Background: Lung adenocarcinoma (LUAD) is the most predomintnt lung cancer subtype with increasing morbidity and mortality. Previous studies have shown that aquaporin (AQP) family genes were correlated with tumor progression and metastasis in several kinds of malignancies. However, their biological behaviors and prognostic values in LUAD have not been comprehensively elucidated.

Methods: RNA sequencing and real-time reverse transcription PCR (RT-PCR) were used to assess AQP1/3/4/5 gene expressions in LUAD patients using GEPIA and UALCAN databases. And then Kaplan–Meier analysis, cBioPortal, Metascape, GeneMANIA, TISIDB, and TIMER were utilized to determine the prognostic value, mutation frequency, and immune cell infiltration of AQP family members in LUAD.

Results: We found that AQP3 expression was significantly elevated and AQP1 expression was markedly reduced in LUAD patients, whereas the expression levels of AQP4 and AQP5 exhibited no significant changes. The Kaplan–Meier survival analysis indicated that the higher expressions of AQP1/4/5 were related to longer overall survival (OS).
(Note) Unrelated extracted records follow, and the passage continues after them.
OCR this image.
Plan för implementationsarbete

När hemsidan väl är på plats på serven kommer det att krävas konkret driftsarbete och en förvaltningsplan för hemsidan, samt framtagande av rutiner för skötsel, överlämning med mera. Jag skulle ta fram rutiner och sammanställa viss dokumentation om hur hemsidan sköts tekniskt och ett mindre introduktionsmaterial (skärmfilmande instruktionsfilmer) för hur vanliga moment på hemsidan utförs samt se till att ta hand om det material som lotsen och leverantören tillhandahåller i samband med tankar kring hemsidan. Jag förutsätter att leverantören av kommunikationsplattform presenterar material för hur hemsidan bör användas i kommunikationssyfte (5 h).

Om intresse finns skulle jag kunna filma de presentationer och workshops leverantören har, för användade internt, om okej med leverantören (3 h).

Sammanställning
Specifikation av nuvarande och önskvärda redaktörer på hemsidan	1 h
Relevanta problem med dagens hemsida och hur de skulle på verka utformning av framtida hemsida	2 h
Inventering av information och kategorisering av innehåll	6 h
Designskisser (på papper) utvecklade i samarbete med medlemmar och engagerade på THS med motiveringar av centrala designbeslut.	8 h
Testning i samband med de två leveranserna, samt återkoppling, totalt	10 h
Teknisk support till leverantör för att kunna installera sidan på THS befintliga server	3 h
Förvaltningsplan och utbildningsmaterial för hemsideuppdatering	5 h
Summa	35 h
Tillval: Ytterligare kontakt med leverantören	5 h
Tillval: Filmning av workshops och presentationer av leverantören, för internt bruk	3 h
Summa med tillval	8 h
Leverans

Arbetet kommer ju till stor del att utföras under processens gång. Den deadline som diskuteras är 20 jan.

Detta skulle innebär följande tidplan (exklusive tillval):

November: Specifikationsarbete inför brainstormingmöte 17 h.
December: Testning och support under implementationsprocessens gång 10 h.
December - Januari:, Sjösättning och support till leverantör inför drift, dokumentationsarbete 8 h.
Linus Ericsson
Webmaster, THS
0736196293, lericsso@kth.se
Of interest, AQP3 was significantly correlated with the clinical tumor stage and lower AQP3 expression showed favorable prognosis in stage I LUAD patients, which indicated that AQP3 may be a potential prognostic biomarker for patients. Through functional enrichment analysis, the functions of these four AQPs genes were mainly involved in the passive transport by aquaporins, water homeostasis, and protein tetramerization. Moreover, AQP1/3/4/5 expression was strongly associated with tumor-infiltrating lymphocytes (TILs) in LUAD.

Conclusion: AQP3 can be used as a prognosis and survival biomarker for stage I LUAD. These findings may provide novel insights into developing molecular targeted therapies in LUAD.